Last year, ICA’s Settlement Workers in Schools (SWIS) program began working with Jennifer Nixon, English language teacher, and Sandra Salvati, Vice Principal, at Spencer Middle School on a new Multicultural Club program for newcomer students.
Most teenagers with different backgrounds, languages, cultures, and beliefs are happy to become part of this beautiful country but the can feel anxious about fitting into Canadian culture. Some struggle with worries about friends, social interaction, school and their future, and many miss their friends, families, and food for their homeland.
With the Multicultural Club, we focused on activities to help students work through some of these stresses and worries. To encourage cultural integration, we created a time during school where they had the opportunity to talk about their own culture, hear about other students’ backgrounds, and meet others who are trying to fit in a new country. We wanted students to know that their cultures are appreciated, and that they don’t need to forget about their identity to feel they belong. Inviting some Canadian-born kids to participate in the activities made the culture sharing and integrating more meaningful.
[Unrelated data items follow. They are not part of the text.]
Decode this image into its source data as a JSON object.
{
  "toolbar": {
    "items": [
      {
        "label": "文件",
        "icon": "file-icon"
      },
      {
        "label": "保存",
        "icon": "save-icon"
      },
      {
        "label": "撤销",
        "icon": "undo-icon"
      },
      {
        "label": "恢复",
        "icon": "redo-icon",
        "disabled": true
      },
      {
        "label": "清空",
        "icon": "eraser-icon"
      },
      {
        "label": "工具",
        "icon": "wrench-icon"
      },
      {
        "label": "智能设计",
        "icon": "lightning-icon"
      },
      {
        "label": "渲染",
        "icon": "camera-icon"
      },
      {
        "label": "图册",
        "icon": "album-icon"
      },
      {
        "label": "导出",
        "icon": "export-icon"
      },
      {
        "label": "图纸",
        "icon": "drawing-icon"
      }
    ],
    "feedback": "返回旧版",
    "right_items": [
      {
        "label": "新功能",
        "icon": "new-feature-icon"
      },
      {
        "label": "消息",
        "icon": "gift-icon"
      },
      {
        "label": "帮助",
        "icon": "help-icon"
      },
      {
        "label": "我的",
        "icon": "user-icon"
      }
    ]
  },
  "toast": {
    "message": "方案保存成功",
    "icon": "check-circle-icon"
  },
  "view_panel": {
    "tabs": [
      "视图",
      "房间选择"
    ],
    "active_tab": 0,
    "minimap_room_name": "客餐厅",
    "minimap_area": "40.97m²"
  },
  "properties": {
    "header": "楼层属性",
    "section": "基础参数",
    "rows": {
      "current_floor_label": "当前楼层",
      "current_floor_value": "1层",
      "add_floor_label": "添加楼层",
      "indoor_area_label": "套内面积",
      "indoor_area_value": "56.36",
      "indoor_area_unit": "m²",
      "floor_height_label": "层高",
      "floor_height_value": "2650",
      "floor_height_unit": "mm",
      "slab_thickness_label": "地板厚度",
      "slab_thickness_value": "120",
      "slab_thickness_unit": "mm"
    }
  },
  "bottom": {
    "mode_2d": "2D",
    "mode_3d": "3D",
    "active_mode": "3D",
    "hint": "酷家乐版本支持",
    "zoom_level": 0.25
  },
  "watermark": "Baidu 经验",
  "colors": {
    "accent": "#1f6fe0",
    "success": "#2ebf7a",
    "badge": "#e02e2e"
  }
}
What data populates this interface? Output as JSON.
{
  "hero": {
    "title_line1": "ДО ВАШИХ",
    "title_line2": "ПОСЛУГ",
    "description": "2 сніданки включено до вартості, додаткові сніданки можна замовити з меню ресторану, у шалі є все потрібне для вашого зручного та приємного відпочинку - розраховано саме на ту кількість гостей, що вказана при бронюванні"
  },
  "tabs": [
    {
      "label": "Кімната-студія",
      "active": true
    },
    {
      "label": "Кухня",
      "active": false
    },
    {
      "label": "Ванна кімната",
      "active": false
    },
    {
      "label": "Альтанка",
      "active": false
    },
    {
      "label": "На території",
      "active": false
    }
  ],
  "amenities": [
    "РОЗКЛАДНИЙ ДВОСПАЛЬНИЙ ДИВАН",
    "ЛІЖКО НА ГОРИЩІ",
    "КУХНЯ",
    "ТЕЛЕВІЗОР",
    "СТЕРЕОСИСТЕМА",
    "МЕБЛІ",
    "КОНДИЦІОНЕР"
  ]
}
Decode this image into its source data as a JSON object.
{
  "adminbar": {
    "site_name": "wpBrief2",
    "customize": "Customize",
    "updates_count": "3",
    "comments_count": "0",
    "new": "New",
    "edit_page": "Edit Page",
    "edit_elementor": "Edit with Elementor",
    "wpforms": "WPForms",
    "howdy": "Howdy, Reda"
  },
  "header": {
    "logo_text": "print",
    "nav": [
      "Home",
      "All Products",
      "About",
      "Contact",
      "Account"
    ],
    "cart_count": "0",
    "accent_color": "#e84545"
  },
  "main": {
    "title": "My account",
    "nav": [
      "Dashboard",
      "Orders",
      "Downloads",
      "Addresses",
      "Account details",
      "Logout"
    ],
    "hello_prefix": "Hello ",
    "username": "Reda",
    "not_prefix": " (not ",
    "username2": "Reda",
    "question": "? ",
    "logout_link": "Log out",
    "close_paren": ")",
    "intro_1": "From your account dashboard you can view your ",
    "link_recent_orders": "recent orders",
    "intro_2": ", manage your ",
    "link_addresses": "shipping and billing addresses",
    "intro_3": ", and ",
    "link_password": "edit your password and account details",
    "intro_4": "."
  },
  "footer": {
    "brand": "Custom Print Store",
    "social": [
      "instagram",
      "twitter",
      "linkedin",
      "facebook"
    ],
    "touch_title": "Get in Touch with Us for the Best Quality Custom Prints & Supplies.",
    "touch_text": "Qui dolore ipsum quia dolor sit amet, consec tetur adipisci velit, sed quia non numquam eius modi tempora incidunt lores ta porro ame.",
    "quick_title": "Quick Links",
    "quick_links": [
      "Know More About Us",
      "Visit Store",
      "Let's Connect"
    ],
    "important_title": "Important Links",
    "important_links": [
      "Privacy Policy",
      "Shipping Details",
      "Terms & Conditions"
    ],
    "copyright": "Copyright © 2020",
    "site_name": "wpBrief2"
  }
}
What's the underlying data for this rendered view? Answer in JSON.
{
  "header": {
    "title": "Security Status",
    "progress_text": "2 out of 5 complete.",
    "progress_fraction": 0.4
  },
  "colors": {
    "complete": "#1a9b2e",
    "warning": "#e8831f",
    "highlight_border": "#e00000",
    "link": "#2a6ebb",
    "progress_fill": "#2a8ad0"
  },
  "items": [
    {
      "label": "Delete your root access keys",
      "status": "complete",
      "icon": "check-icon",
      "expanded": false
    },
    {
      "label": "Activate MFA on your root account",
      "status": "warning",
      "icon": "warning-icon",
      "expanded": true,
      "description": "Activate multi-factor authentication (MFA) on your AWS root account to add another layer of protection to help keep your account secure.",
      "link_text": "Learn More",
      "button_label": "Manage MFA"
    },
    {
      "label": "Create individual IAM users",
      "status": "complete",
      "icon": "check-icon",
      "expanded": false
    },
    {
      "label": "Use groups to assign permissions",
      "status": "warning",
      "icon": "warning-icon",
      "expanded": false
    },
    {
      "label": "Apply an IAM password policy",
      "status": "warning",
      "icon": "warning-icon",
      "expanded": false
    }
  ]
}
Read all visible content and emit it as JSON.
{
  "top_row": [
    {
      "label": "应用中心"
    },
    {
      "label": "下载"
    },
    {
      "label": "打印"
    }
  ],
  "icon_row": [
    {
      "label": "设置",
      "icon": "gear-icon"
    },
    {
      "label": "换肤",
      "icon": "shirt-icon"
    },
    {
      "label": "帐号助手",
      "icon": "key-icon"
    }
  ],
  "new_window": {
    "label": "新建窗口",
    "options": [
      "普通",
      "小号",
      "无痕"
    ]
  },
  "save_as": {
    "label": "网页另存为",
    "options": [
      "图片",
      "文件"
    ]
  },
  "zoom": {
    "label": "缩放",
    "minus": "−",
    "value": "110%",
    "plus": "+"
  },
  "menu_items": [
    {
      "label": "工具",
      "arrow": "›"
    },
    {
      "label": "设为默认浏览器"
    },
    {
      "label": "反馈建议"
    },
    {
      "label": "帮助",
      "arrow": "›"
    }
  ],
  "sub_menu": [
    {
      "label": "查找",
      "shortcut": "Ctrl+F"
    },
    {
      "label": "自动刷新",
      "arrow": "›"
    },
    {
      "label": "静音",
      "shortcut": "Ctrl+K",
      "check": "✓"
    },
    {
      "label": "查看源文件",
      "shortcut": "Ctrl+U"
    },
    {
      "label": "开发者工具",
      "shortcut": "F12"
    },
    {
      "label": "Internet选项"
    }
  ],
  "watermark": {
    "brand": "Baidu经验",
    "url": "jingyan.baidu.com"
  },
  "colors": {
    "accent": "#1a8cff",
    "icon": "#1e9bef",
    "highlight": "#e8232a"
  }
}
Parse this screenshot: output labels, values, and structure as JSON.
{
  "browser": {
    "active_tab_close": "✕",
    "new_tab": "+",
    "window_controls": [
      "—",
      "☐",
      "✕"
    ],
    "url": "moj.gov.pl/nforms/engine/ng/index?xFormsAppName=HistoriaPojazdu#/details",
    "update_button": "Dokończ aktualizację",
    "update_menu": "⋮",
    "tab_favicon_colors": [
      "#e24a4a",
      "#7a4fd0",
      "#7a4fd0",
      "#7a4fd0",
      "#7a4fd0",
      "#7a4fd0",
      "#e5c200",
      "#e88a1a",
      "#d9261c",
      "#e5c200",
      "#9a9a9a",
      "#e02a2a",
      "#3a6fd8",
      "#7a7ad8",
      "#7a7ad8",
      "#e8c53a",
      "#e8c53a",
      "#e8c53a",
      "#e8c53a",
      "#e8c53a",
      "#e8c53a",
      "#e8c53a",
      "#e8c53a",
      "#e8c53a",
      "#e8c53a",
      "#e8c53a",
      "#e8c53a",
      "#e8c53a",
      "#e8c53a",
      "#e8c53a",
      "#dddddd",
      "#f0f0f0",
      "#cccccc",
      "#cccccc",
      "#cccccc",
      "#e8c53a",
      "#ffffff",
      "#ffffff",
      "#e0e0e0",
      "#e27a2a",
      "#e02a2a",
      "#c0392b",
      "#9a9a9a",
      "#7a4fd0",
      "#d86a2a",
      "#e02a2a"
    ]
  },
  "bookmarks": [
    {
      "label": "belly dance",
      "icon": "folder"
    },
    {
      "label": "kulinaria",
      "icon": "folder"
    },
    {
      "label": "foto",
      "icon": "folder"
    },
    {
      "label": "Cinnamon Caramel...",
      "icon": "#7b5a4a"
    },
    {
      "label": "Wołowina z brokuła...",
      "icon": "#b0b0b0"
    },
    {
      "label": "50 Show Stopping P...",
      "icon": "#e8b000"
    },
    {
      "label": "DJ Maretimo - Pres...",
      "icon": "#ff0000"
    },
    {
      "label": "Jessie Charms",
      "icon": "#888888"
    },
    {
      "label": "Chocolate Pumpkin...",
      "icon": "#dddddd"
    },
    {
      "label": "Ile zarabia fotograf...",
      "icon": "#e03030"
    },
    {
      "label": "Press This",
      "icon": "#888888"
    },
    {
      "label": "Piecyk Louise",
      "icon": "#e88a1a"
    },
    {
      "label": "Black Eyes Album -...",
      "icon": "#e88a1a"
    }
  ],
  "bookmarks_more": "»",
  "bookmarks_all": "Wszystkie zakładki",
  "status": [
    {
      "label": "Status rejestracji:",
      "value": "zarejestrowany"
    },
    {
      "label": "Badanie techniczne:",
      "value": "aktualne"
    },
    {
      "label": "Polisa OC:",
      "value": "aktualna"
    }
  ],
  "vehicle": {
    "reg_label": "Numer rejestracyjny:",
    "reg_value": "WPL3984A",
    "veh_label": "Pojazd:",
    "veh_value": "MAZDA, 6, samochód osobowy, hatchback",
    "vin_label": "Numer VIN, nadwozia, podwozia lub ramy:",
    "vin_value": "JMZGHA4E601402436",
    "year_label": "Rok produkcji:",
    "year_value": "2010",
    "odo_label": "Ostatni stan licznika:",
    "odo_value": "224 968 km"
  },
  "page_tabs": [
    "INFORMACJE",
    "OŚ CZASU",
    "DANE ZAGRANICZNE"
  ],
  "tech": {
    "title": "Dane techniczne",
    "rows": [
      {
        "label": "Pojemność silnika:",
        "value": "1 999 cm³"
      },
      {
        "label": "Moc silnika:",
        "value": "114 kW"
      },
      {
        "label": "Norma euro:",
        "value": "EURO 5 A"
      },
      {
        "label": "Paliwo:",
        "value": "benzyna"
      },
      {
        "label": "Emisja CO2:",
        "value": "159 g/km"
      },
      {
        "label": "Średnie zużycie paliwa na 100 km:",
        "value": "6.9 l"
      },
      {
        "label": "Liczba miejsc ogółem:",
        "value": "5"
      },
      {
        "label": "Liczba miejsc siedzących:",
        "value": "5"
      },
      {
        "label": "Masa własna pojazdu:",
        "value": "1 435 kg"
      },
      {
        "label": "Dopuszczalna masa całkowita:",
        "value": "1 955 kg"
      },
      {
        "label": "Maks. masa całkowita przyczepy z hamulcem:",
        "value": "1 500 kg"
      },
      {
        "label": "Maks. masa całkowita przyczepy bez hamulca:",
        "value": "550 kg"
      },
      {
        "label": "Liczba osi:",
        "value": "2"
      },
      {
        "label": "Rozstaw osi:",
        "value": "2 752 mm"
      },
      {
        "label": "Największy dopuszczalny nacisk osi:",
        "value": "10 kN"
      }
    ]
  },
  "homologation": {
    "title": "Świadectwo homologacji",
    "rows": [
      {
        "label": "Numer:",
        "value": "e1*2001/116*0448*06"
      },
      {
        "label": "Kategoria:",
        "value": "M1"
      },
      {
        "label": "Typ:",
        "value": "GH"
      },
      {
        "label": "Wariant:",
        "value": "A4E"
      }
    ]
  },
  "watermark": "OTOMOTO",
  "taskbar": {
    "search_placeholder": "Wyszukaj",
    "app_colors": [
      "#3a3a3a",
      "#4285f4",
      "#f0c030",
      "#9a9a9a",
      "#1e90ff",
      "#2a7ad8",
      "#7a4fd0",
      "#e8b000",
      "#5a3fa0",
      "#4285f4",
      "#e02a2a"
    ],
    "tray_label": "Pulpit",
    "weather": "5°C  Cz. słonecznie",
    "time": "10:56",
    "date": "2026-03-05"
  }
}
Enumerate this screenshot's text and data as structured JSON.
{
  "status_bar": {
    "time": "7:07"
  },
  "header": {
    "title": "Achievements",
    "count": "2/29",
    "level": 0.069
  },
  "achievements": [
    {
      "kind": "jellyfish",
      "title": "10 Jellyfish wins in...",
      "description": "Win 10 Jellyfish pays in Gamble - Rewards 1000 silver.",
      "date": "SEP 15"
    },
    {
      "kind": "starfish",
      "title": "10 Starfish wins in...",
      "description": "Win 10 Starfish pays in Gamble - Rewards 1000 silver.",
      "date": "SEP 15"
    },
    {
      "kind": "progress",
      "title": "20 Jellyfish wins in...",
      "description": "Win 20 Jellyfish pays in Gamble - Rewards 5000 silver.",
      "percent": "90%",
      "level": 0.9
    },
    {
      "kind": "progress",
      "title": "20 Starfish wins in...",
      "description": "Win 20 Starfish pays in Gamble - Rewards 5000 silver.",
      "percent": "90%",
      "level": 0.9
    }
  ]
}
It takes some effort to create a safe talking environment for students 12 to 14 years old when English is not their first language. Some spoke very little English and yet, we discovered they loved to talk about their countries.
By coming together in this program, we learned that people in the Philippines and Mexico use the same word for party: “Fiesta.” We learned about amazing Korean pop music groups and about the music that is played in Afghanistan. We laughed together and tried to learn words in Greek, Vietnamese, Korean, Persian, Spanish, and Tigrinya. Everyone had so much fun!
The Multicultural Club at Spencer Middle school has brought so much joy and the SWIS team is looking forward to our sessions in 2020 where we will have discussions about food and will continue working together on our art project.
These moments together allow us all to remember that cultural integration is not about everyone being the same. It’s all about learning about our differences and celebrating diversity and living in harmony together.